マク・アヌの噴水は夕陽を浴びてきらきらと光の粒を撒き散らしていた。
一見すればとても綺麗な様相だったけれど、その輝きは彼の前では引き立て役にしかなり得なかった。
彼、エンデュランスは噴水の光を背景にうっとりと微笑んでいた。
その誰もが見惚れる微笑みだったが、彼がその眸に映すのは、笑顔を向けるのは世界にたった一人だけ。

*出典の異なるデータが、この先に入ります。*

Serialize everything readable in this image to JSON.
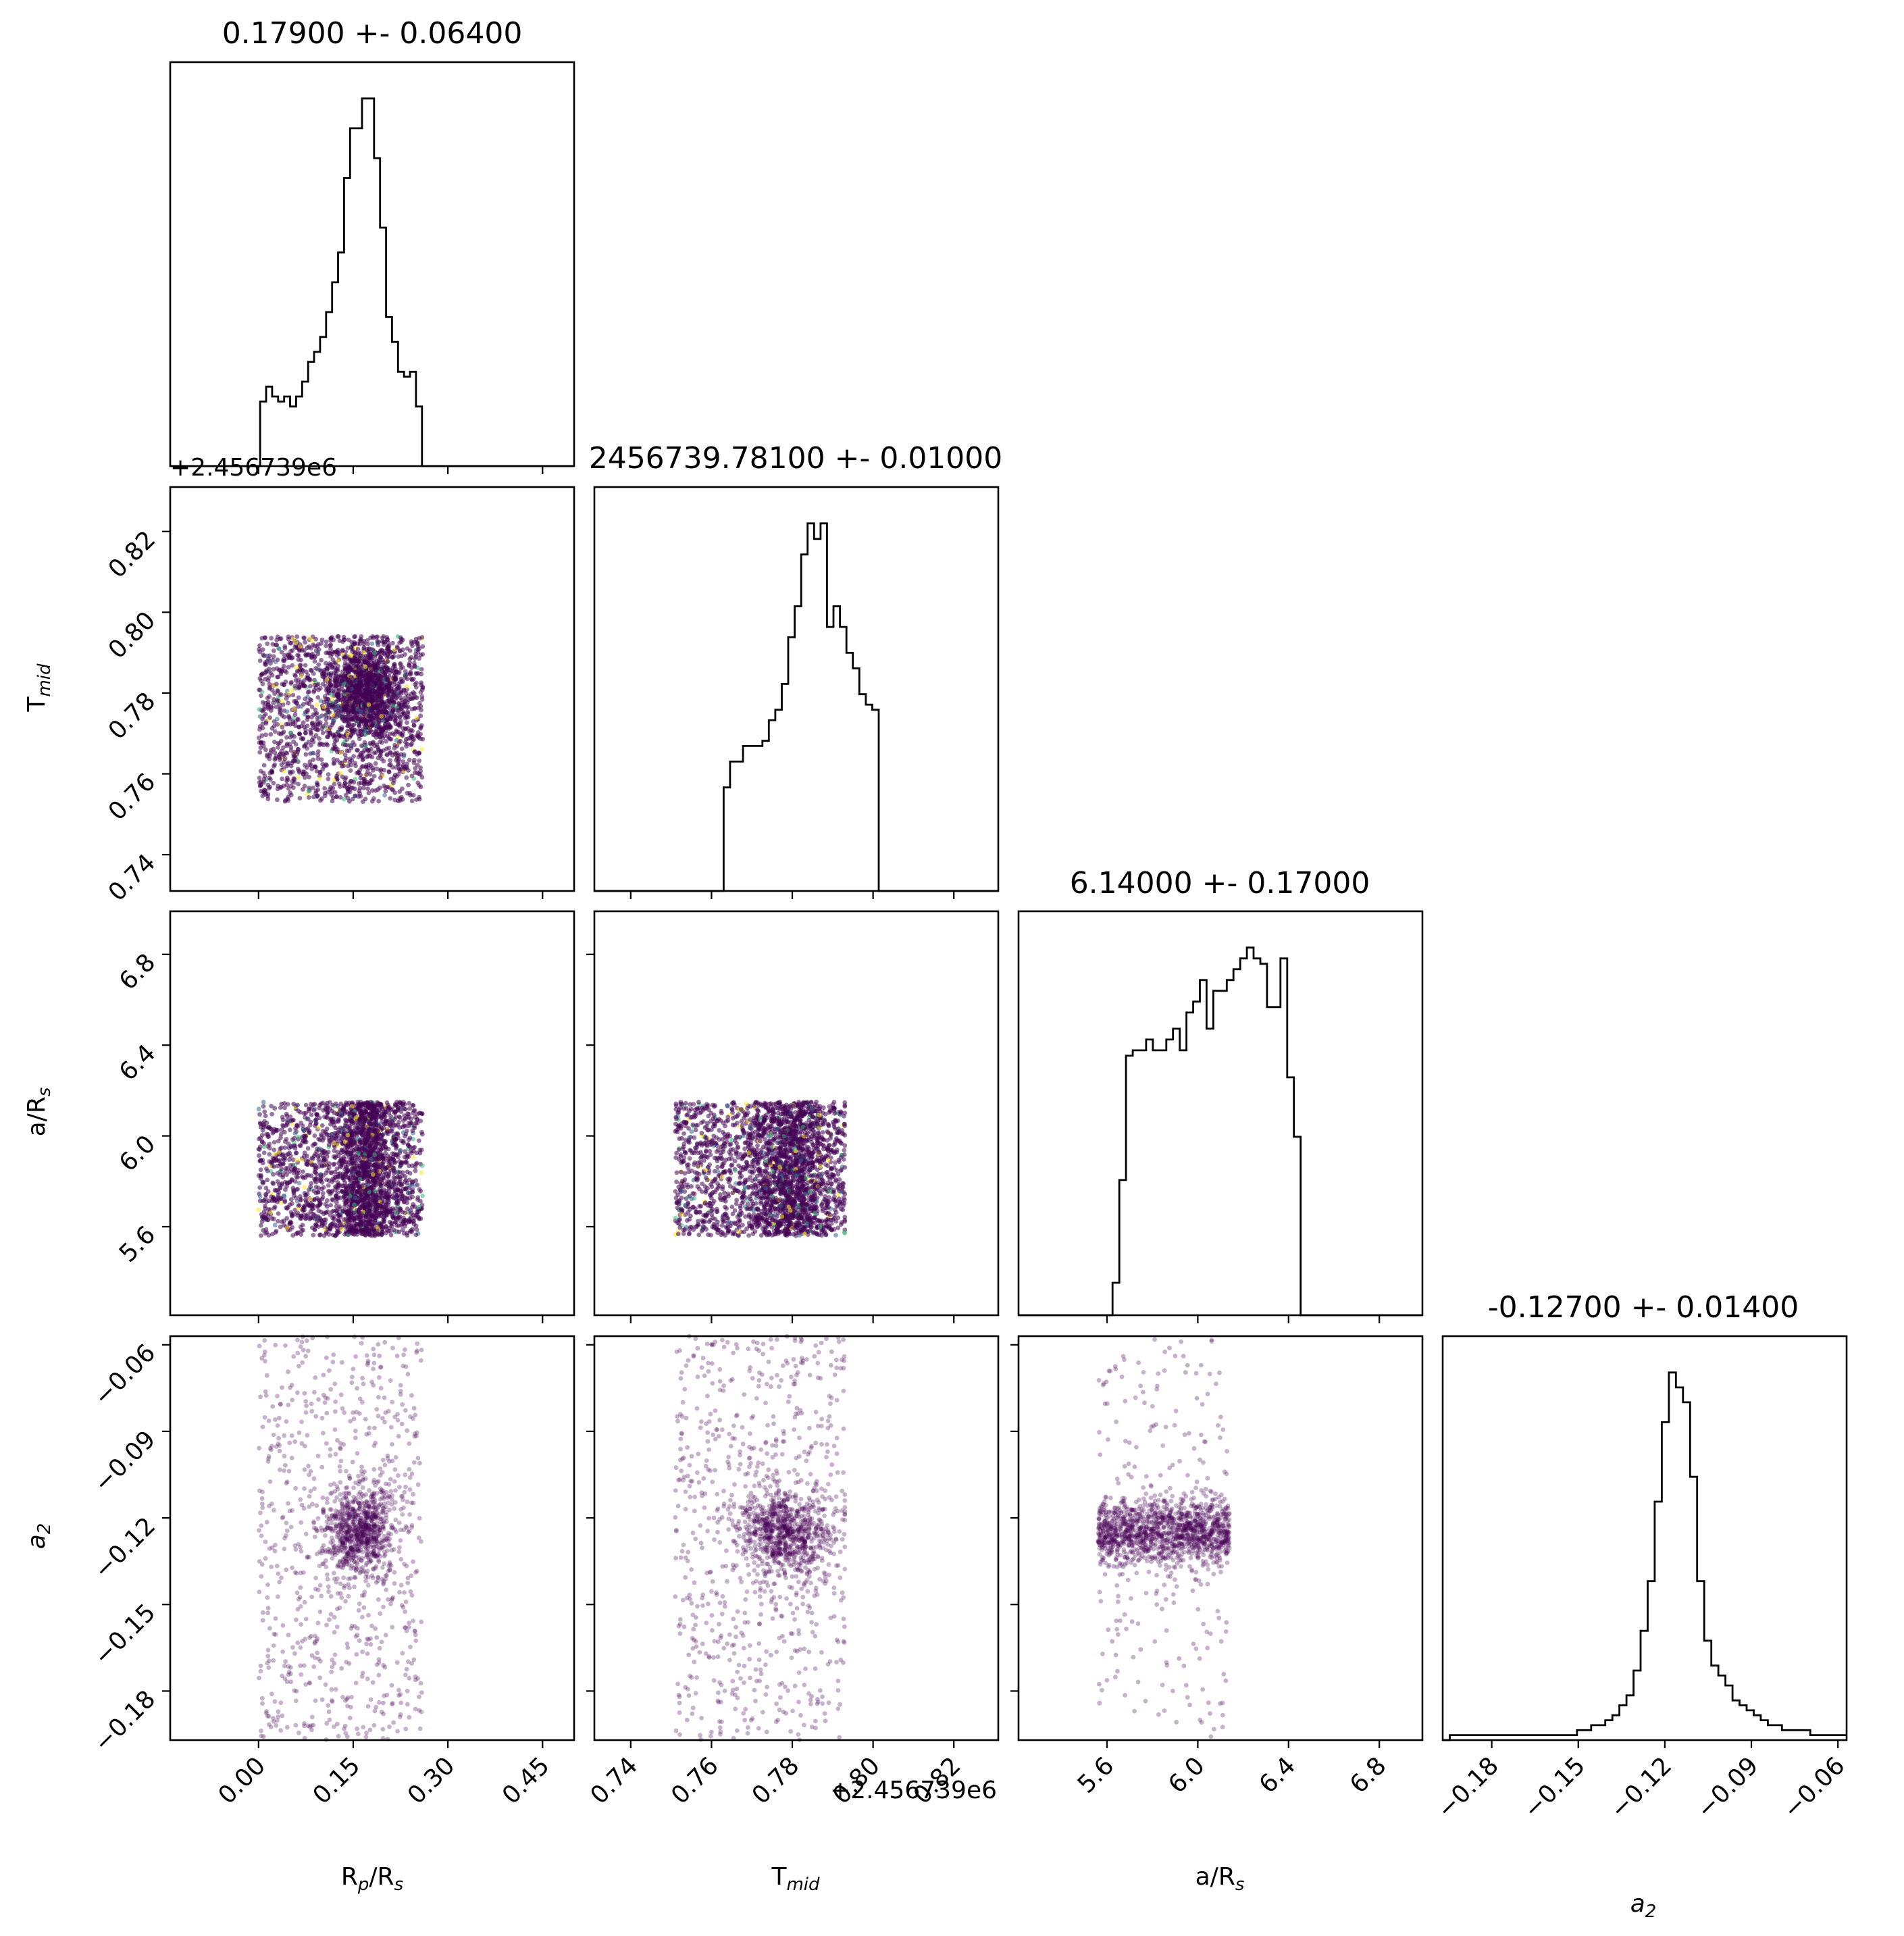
{
  "chart_data": {
    "type": "scatter",
    "kind": "corner-plot",
    "parameters": [
      {
        "key": "rp",
        "label": "R",
        "label_sub1": "p",
        "label_mid": "/R",
        "label_sub2": "s",
        "title": "0.17900 +- 0.06400",
        "range": [
          -0.14,
          0.5
        ],
        "ticks": [
          0.0,
          0.15,
          0.3,
          0.45
        ],
        "tick_labels": [
          "0.00",
          "0.15",
          "0.30",
          "0.45"
        ],
        "hist_bins": [
          -0.14,
          0.5
        ],
        "hist_values": []
      },
      {
        "key": "tmid",
        "label": "T",
        "label_sub1": "mid",
        "title": "2456739.78100 +- 0.01000",
        "offset": "+2.456739e6",
        "range": [
          0.731,
          0.831
        ],
        "ticks": [
          0.74,
          0.76,
          0.78,
          0.8,
          0.82
        ],
        "tick_labels": [
          "0.74",
          "0.76",
          "0.78",
          "0.80",
          "0.82"
        ]
      },
      {
        "key": "ars",
        "label": "a/R",
        "label_sub1": "s",
        "title": "6.14000 +- 0.17000",
        "range": [
          5.21,
          6.99
        ],
        "ticks": [
          5.6,
          6.0,
          6.4,
          6.8
        ],
        "tick_labels": [
          "5.6",
          "6.0",
          "6.4",
          "6.8"
        ]
      },
      {
        "key": "a2",
        "label": "a",
        "label_sub1": "2",
        "title": "-0.12700 +- 0.01400",
        "range": [
          -0.197,
          -0.057
        ],
        "ticks": [
          -0.18,
          -0.15,
          -0.12,
          -0.09,
          -0.06
        ],
        "tick_labels": [
          "−0.18",
          "−0.15",
          "−0.12",
          "−0.09",
          "−0.06"
        ]
      }
    ],
    "histograms": {
      "rp": {
        "edges_start": -0.14,
        "bin_width": 0.0095,
        "values": [
          0,
          0,
          0,
          0,
          0,
          0,
          0,
          0,
          0,
          0,
          0,
          0,
          0,
          0,
          0,
          13,
          16,
          14,
          13,
          14,
          12,
          14,
          17,
          21,
          23,
          26,
          31,
          37,
          43,
          58,
          68,
          68,
          74,
          74,
          62,
          48,
          30,
          25,
          19,
          18,
          19,
          12,
          0,
          0,
          0,
          0,
          0,
          0,
          0,
          0,
          0,
          0,
          0,
          0,
          0,
          0,
          0,
          0,
          0,
          0,
          0,
          0,
          0,
          0,
          0,
          0,
          0,
          0
        ]
      },
      "tmid": {
        "edges_start": 0.731,
        "bin_width": 0.0016,
        "values": [
          0,
          0,
          0,
          0,
          0,
          0,
          0,
          0,
          0,
          0,
          0,
          0,
          0,
          0,
          0,
          0,
          0,
          0,
          0,
          0,
          20,
          25,
          25,
          28,
          28,
          28,
          29,
          33,
          35,
          40,
          49,
          55,
          65,
          71,
          68,
          71,
          51,
          55,
          51,
          46,
          43,
          38,
          36,
          35,
          0,
          0,
          0,
          0,
          0,
          0,
          0,
          0,
          0,
          0,
          0,
          0,
          0,
          0,
          0,
          0,
          0,
          0,
          0
        ]
      },
      "ars": {
        "edges_start": 5.21,
        "bin_width": 0.0296,
        "values": [
          0,
          0,
          0,
          0,
          0,
          0,
          0,
          0,
          0,
          0,
          0,
          0,
          0,
          0,
          6,
          25,
          48,
          49,
          49,
          51,
          49,
          49,
          51,
          53,
          49,
          56,
          58,
          62,
          53,
          60,
          60,
          62,
          64,
          66,
          68,
          66,
          65,
          57,
          57,
          66,
          44,
          33,
          0,
          0,
          0,
          0,
          0,
          0,
          0,
          0,
          0,
          0,
          0,
          0,
          0,
          0,
          0,
          0,
          0,
          0
        ]
      },
      "a2": {
        "edges_start": -0.197,
        "bin_width": 0.00245,
        "values": [
          0,
          1,
          1,
          1,
          1,
          1,
          1,
          1,
          1,
          1,
          1,
          1,
          1,
          1,
          1,
          1,
          1,
          1,
          1,
          2,
          2,
          3,
          3,
          4,
          5,
          7,
          9,
          14,
          22,
          32,
          48,
          64,
          74,
          71,
          68,
          53,
          32,
          20,
          15,
          13,
          11,
          8,
          7,
          6,
          5,
          4,
          3,
          3,
          2,
          2,
          2,
          2,
          1,
          1,
          1,
          1,
          1,
          1
        ]
      }
    },
    "scatter_clusters": {
      "rp_tmid": {
        "x_range": [
          0.0,
          0.26
        ],
        "y_range": [
          0.753,
          0.794
        ],
        "core_x": 0.17,
        "core_y": 0.78,
        "core_sx": 0.03,
        "core_sy": 0.006
      },
      "rp_ars": {
        "x_range": [
          0.0,
          0.26
        ],
        "y_range": [
          5.56,
          6.15
        ],
        "core_x": 0.17,
        "core_sx": 0.025
      },
      "tmid_ars": {
        "x_range": [
          0.751,
          0.793
        ],
        "y_range": [
          5.56,
          6.15
        ],
        "core_x": 0.78,
        "core_sx": 0.005
      },
      "rp_a2": {
        "x_range": [
          0.0,
          0.26
        ],
        "y_range": [
          -0.197,
          -0.057
        ],
        "core_x": 0.16,
        "core_y": -0.125,
        "core_sx": 0.03,
        "core_sy": 0.008
      },
      "tmid_a2": {
        "x_range": [
          0.751,
          0.793
        ],
        "y_range": [
          -0.197,
          -0.057
        ],
        "core_x": 0.778,
        "core_y": -0.125,
        "core_sx": 0.006,
        "core_sy": 0.008
      },
      "ars_a2": {
        "x_range": [
          5.56,
          6.14
        ],
        "y_range": [
          -0.197,
          -0.057
        ],
        "core_y": -0.125,
        "core_sy": 0.006
      }
    },
    "point_color": "#440154",
    "halo_colors": [
      "#fde725",
      "#35b779",
      "#31688e"
    ]
  }
}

「きっとそのうち、ハセヲにも会いに行けるようになるかな・・・・・・?」

眸を潤ませながら、優雅に薔薇の花弁を舞い散らせるその様に周囲も息を呑んでいた。
そのPC達の表情は青ざめていたり、目を合わせないようにしていたりと様々だった。

「ボク、ボク・・・・・・ハセヲの為ならなんだってできるよ」

それもそのはずで、先程からエンデュランスは悶えるように体をくねらせながら目の前に置かれたハセにゃん人形を頬を染めて見つめていたのだ。

「エ、エンデュランス?何・・・やってんだ・・・?」

「あ、ハセヲ・・・・・・」

人込みの中から姿を現したハセヲは、エンデュランスのその様を見た瞬間、動きが固まった。

「どうしたの、ハ・セ・ヲ?」

変な節をつけながらエンデュランスの人差し指がハセヲの唇に押し当てられ、その衝撃にエンデュランスを除く全ての動きが止まった。

「あれ・・・・・・・みんなどうしちゃったのかな・・・・・・?まぁ、いいか・・・ねぇ、ハセヲ早く行こう・・・・・・」

風景までもが灰色に塗り替えられていく様を見ながら、エンデュランスは動かないままのハセヲの腕を引きながら人気の無い場所まで移動するのだった。